Integration : Combining data from multiple sources.
Normalization : Scaling data to specified range. For example, scaling 750 in [500, 1000] to range [0,1] (the result is 0.5)
Feature Selection : Selecting only useful features (i.e. attributes for record data) of data.
Classification: Finding a model for a class attribute of data to predict the values of other attributes. (An example class attribute: CustomerBuysProduct (bool))
Different methods can be used for classification:
- Decision Trees: Uses decision trees to make model and evaluates new data on the tree.
- Rule-Based Classifying: Deduces rules on the data (if X = Y and if Z z T result is W etc.).
- Bayes Classifying: Uses previous probabilities to classify.
- K-Nearest Neighbor Classifying: Uses distances between previous data to new data, to classify.
Clustering: Finding groups of objects such that the objects in a group will be similar (or related) to one another and different from (or unrelated to) the objects in other groups.

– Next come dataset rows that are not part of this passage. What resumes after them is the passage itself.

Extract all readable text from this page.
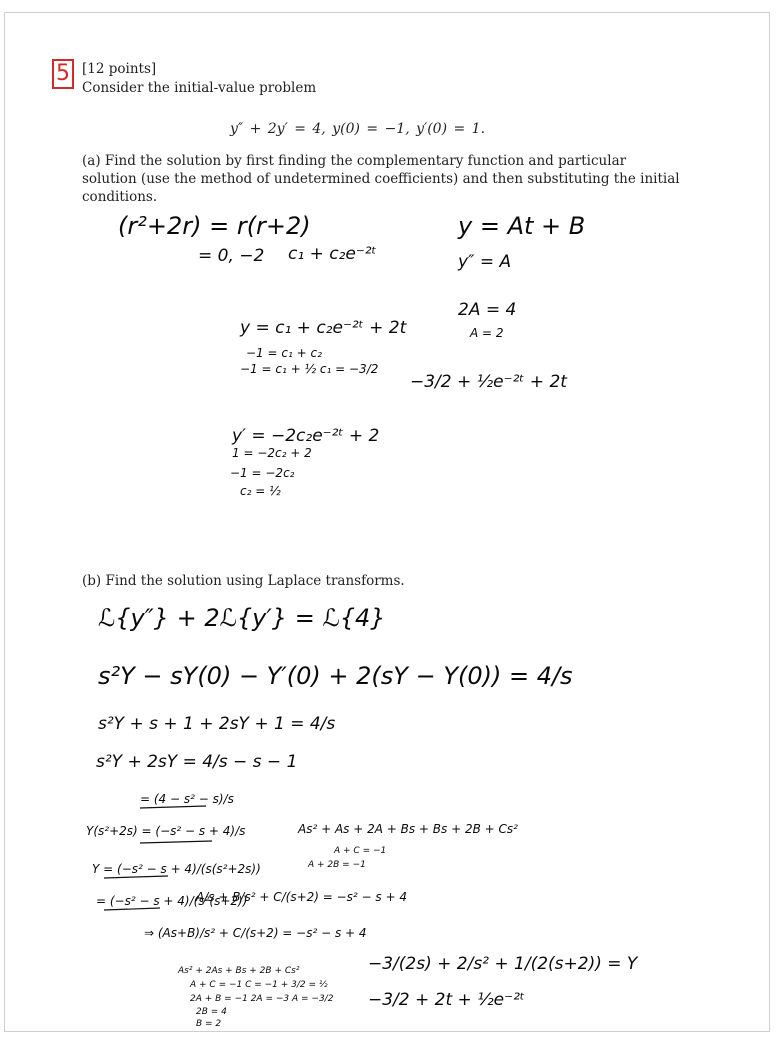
5 [12 points]
Consider the initial-value problem
y″ + 2y′ = 4, y(0) = −1, y′(0) = 1.
(a) Find the solution by first finding the complementary function and particular solution (use the method of undetermined coefficients) and then substituting the initial conditions.
(r²+2r) = r(r+2)
= 0, −2 c₁ + c₂e⁻²ᵗ
y = At + B
y″ = A
2A = 4
A = 2
y = c₁ + c₂e⁻²ᵗ + 2t
−1 = c₁ + c₂
−1 = c₁ + ½ c₁ = −3/2
−3/2 + ½e⁻²ᵗ + 2t
y′ = −2c₂e⁻²ᵗ + 2
1 = −2c₂ + 2
−1 = −2c₂
c₂ = ½
(b) Find the solution using Laplace transforms.
ℒ{y″} + 2ℒ{y′} = ℒ{4}
s²Y − sY(0) − Y′(0) + 2(sY − Y(0)) = 4/s
s²Y + s + 1 + 2sY + 1 = 4/s
s²Y + 2sY = 4/s − s − 1
= (4 − s² − s)/s
Y(s²+2s) = (−s² − s + 4)/s
Y = (−s² − s + 4)/(s(s²+2s))
= (−s² − s + 4)/(s²(s+2))
A/s + B/s² + C/(s+2) = −s² − s + 4
⇒ (As+B)/s² + C/(s+2) = −s² − s + 4
As² + As + 2A + Bs + Bs + 2B + Cs²
A + C = −1
A + 2B = −1
As² + 2As + Bs + 2B + Cs²
A + C = −1 C = −1 + 3/2 = ½
2A + B = −1 2A = −3 A = −3/2
2B = 4
B = 2
−3/(2s) + 2/s² + 1/(2(s+2)) = Y
−3/2 + 2t + ½e⁻²ᵗ
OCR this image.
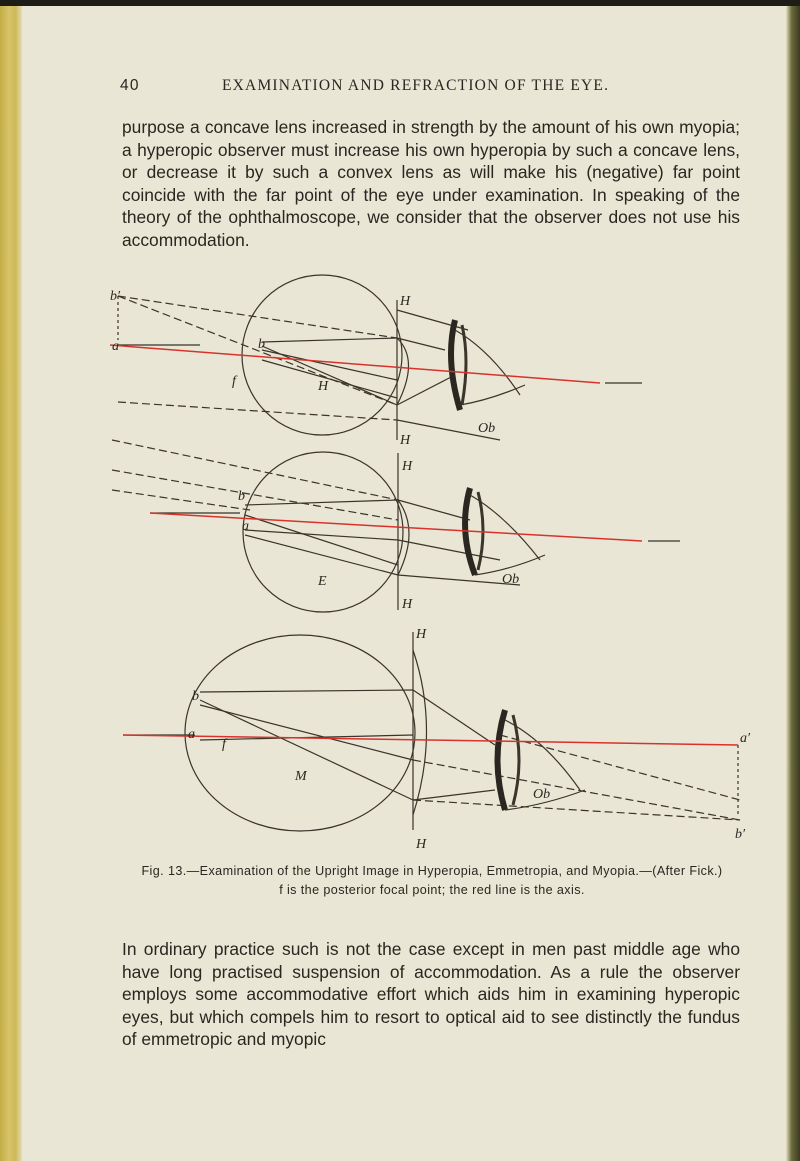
40	EXAMINATION AND REFRACTION OF THE EYE.
purpose a concave lens increased in strength by the amount of his own myopia; a hyperopic observer must increase his own hyperopia by such a concave lens, or decrease it by such a convex lens as will make his (negative) far point coincide with the far point of the eye under examination. In speaking of the theory of the ophthalmoscope, we consider that the observer does not use his accommodation.
b′
a	b
f
H
H
H
Ob
b
a
H
E	Ob
H
H
b
a
f
M
Ob
H
a′
b′
Fig. 13.—Examination of the Upright Image in Hyperopia, Emmetropia, and Myopia.—(After Fick.)
f is the posterior focal point; the red line is the axis.
In ordinary practice such is not the case except in men past middle age who have long practised suspension of accommodation. As a rule the observer employs some accommodative effort which aids him in examining hyperopic eyes, but which compels him to resort to optical aid to see distinctly the fundus of emmetropic and myopic
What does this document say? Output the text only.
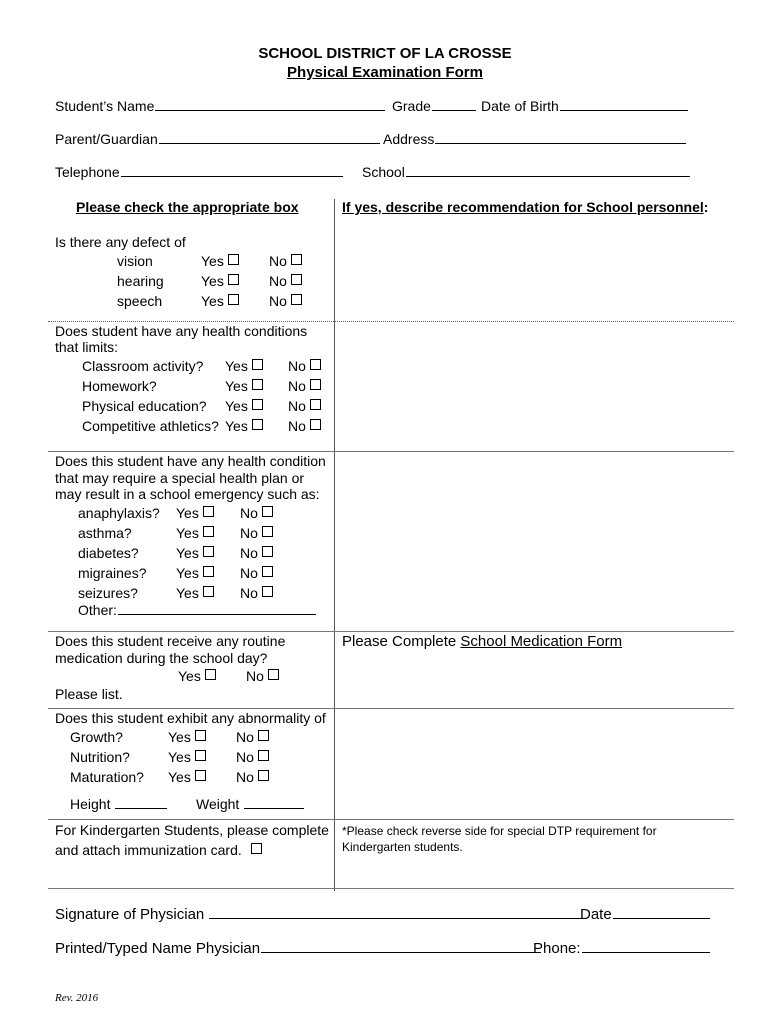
SCHOOL DISTRICT OF LA CROSSE
Physical Examination Form
Student’s Name	Grade	Date of Birth
Parent/Guardian	Address
Telephone	School
Please check the appropriate box	If yes, describe recommendation for School personnel:
Is there any defect of
vision	Yes	No
hearing	Yes	No
speech	Yes	No
Does student have any health conditions
that limits:
Classroom activity?	Yes	No
Homework?	Yes	No
Physical education?	Yes	No
Competitive athletics? Yes	No
Does this student have any health condition
that may require a special health plan or
may result in a school emergency such as:
anaphylaxis?	Yes	No
asthma?	Yes	No
diabetes?	Yes	No
migraines?	Yes	No
seizures?	Yes	No
Other:
Does this student receive any routine
medication during the school day?
Yes	No
Please list.
Please Complete School Medication Form
Does this student exhibit any abnormality of
Growth?	Yes	No
Nutrition?	Yes	No
Maturation?	Yes	No
Height	Weight
For Kindergarten Students, please complete
and attach immunization card.
*Please check reverse side for special DTP requirement for Kindergarten students.
Signature of Physician	Date
Printed/Typed Name Physician	Phone:
Rev. 2016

Different methods can be used for clustering:
- K-means Clustering: Splits data according to a previously known number of clusters.
- Hierarchical Clustering: Produces a set of nested clusters organized as a hierarchical tree.
Association (Rule) Discovery: Producing dependency rules which will predict occurrence of a feature (i.e. attribute) of data based on occurrences of other features.
Pattern Discovery: Deducing patterns as a result of classification, clustering, Pattern discovery etc.
Postprocessing: Evaluating and selecting interesting patterns, interpreting and visualizing them as an information report.